Шалтай–Болтай в Окленде. Пять романов - Дик Филип Киндред. Страница 115

— Да, кстати.

— Что «кстати»?

— Мне надо забрать из химчистки коричневый габардиновый плащ.

Она задумчиво взглянула на свои наручные часы. Она осознавала, как это взбесит Эдну Болден, но старуха попусту теряла время.

— Я уйду сегодня пораньше? Химчистка закрывается в пять.

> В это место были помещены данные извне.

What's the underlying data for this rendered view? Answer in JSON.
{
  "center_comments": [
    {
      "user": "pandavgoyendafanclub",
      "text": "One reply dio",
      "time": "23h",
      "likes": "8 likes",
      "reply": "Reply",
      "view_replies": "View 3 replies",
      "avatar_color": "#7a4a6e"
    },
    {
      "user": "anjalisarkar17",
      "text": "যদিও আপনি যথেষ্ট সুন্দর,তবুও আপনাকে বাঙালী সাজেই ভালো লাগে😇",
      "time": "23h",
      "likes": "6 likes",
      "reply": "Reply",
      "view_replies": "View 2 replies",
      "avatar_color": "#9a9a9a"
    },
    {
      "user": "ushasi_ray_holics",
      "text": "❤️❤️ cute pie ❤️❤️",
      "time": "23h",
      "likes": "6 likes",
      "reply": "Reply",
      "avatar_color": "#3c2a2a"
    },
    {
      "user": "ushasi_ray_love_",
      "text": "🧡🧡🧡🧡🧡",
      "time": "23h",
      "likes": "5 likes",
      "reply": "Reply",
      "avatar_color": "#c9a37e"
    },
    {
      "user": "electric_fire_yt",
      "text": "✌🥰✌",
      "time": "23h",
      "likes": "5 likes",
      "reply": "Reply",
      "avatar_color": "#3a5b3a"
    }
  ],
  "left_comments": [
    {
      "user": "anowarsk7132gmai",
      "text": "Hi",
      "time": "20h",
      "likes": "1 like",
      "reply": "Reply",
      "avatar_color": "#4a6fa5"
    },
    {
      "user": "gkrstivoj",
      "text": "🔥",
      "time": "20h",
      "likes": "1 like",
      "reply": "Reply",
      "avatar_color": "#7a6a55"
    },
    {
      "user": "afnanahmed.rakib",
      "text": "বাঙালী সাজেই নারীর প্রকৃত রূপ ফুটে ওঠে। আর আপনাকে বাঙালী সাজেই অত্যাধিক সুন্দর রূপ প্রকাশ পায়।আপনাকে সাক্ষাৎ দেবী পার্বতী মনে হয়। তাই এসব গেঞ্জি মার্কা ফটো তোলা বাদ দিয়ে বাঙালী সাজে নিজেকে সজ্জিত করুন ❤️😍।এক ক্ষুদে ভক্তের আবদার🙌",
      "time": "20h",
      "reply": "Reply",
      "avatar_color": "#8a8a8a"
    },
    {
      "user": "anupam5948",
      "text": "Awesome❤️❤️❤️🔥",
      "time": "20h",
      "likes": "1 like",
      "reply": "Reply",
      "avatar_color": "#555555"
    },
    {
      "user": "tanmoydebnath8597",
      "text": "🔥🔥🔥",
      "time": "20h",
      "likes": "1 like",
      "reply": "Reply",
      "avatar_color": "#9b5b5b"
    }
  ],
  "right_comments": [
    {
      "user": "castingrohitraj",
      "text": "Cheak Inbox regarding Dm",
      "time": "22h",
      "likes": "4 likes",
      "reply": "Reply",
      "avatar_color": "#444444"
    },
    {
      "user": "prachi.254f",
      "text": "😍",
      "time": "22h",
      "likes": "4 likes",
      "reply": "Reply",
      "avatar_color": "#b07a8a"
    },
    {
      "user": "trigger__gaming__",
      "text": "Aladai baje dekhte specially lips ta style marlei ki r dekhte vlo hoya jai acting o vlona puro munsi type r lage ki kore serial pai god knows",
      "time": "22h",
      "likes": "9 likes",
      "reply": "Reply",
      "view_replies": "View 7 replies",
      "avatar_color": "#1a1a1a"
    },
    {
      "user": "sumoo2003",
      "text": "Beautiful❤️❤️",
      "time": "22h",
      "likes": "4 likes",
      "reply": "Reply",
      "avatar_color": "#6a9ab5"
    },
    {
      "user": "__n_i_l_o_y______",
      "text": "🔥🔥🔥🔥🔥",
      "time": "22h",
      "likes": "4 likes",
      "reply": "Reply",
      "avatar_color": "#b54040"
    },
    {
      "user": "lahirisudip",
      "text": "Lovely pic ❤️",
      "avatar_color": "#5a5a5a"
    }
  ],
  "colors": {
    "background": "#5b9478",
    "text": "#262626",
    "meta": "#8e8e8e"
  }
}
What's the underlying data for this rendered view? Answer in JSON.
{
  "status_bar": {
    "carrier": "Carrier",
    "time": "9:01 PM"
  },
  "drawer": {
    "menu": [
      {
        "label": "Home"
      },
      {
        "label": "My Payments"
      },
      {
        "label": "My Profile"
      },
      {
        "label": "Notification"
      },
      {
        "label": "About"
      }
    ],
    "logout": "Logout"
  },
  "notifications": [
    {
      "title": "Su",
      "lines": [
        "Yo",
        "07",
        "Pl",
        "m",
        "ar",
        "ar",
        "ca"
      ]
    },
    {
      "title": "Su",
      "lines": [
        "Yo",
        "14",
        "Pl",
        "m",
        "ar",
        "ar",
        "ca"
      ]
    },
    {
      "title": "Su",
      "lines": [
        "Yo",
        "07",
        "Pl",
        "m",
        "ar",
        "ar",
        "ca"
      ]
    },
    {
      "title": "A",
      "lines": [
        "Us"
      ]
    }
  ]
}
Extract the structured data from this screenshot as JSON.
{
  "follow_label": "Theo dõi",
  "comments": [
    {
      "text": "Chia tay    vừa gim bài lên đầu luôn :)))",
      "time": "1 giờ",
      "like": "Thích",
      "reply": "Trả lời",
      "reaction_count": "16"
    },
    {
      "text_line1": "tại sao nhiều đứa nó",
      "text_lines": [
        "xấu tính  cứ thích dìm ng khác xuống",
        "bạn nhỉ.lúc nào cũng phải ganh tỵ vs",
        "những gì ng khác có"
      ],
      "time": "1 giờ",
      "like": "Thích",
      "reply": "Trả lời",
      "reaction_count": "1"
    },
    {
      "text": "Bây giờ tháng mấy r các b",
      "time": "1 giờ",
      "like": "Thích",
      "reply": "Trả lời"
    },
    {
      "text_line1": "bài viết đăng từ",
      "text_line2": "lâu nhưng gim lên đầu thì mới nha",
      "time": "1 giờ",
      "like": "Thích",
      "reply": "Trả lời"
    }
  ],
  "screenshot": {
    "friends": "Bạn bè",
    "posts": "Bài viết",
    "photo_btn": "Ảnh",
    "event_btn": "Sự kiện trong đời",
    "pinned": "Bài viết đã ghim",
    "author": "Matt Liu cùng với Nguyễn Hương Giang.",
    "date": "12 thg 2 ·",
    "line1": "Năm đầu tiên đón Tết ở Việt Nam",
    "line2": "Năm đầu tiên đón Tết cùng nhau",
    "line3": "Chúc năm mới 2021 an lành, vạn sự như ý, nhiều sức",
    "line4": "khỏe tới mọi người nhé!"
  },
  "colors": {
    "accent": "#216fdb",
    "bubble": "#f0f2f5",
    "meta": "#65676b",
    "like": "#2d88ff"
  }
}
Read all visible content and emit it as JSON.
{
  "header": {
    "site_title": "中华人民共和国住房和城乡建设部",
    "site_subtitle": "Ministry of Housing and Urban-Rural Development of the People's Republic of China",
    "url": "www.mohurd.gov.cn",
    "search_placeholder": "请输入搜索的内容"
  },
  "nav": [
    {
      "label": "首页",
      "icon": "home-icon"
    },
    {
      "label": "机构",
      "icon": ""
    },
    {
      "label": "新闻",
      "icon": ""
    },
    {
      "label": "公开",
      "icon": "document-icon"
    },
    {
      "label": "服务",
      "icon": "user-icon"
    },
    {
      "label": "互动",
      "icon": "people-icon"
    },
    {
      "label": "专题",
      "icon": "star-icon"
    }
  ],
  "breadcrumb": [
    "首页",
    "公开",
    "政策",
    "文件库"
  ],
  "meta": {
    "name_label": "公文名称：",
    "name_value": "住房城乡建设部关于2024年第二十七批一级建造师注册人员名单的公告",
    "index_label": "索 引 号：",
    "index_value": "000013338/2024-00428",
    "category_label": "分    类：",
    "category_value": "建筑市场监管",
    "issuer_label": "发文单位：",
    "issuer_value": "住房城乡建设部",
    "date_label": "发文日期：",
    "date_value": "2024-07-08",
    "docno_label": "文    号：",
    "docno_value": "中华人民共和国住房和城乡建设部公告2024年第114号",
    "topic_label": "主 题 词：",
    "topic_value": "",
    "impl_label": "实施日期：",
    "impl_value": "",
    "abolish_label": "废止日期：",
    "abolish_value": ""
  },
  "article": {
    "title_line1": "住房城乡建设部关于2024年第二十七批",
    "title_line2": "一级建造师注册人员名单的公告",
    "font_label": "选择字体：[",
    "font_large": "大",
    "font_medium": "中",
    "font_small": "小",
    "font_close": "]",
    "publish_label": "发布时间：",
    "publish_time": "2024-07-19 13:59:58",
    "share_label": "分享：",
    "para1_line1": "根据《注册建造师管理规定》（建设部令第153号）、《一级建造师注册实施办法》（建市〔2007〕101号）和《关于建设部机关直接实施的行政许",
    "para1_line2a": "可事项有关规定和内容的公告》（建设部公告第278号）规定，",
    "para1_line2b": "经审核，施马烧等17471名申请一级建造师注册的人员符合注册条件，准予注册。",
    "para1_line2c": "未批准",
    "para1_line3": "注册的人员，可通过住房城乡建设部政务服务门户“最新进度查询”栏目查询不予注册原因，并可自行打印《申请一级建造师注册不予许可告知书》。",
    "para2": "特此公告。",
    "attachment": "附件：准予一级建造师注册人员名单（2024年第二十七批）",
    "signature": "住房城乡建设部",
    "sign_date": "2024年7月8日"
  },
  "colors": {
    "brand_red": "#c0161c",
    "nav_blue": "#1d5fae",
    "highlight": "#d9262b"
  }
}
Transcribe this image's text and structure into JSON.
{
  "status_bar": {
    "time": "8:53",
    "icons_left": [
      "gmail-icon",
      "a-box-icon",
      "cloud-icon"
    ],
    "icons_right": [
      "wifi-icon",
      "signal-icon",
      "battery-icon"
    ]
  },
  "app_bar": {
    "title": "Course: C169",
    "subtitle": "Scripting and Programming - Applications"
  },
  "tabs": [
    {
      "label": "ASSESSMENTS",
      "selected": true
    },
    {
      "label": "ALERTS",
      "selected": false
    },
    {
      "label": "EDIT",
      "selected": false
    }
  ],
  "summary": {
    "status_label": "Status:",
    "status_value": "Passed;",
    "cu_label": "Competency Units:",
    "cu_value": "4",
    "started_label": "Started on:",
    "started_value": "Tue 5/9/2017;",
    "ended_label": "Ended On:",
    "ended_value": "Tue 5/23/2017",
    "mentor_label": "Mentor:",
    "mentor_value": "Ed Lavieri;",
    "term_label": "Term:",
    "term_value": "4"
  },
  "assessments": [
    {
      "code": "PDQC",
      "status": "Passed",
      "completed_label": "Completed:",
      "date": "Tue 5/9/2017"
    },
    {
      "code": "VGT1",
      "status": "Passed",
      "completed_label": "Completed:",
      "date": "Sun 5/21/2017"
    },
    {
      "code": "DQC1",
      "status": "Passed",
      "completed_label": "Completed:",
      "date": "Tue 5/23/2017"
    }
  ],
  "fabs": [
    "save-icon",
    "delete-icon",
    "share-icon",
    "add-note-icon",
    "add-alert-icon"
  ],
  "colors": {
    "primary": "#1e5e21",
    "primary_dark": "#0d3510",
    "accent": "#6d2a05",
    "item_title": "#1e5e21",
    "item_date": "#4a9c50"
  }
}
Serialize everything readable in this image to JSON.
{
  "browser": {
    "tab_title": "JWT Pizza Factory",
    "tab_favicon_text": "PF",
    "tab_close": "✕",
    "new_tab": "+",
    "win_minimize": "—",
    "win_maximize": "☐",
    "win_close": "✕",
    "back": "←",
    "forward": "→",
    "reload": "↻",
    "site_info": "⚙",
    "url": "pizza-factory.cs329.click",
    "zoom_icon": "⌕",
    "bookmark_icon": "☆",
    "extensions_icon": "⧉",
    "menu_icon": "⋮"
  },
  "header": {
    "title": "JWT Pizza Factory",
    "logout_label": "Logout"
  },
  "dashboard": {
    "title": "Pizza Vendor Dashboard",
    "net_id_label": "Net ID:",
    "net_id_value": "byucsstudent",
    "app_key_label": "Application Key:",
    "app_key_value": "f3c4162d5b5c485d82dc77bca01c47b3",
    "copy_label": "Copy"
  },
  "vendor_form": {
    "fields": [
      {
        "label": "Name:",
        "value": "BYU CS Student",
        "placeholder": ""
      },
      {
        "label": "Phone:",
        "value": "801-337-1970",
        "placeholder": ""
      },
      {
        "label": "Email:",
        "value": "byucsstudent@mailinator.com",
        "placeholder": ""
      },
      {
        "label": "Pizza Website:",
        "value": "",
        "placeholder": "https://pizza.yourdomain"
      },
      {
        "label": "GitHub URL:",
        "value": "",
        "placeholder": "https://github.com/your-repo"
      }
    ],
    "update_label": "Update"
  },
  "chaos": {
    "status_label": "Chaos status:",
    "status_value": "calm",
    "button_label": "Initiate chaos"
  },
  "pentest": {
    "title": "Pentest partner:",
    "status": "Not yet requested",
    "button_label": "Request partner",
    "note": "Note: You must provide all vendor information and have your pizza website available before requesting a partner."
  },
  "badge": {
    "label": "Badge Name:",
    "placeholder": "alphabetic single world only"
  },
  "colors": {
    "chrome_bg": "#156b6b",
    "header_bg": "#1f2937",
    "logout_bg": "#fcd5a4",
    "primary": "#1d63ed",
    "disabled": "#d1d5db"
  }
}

— Жаль, что я не имею на тебя должного влияния, — сказала миссис Болден. Девчонка беспокоила ее, и она не могла скрыть огорчения. Взывать к Мэри Энн было бесполезно; обычные обещания и угрозы ничего не значили. Мэри Энн просто пропускала их мимо ушей.

— Простите, конечно, — продолжала Мэри Энн, — но все как–то нелепо и так запутано… Вот Джейк — он же ненавидит свою работу. Если ему так не нравится, так пусть бы бросил. А ваш муж хочет уволить его за грязь на рабочем месте, — она пристально посмотрела на миссис Болден, раздосадовав ту еще сильнее. — Так почему ничего не меняется? Ведь то же самое было и полтора года назад. Что это со всеми нами?

— Просто делай свою работу, — сказала миссис Болден. — Давай–ка повернись к столу и допечатывай письма.

— Вы мне не ответили, — Мэри Энн по–прежнему безжалостно сверлила ее взглядом. — Я спросила, можно ли мне уйти пораньше.

— Сделай все, что нужно, тогда поговорим.

Мэри Энн задумалась на секунду и повернулась к своему столу. Если она пойдет с фабрики прямо в город, то до химчистки доберется минут за пятнадцать. Чтобы поспеть наверняка, нужно выйти в половине пятого.

Для нее вопрос был решен. Она сама его решила.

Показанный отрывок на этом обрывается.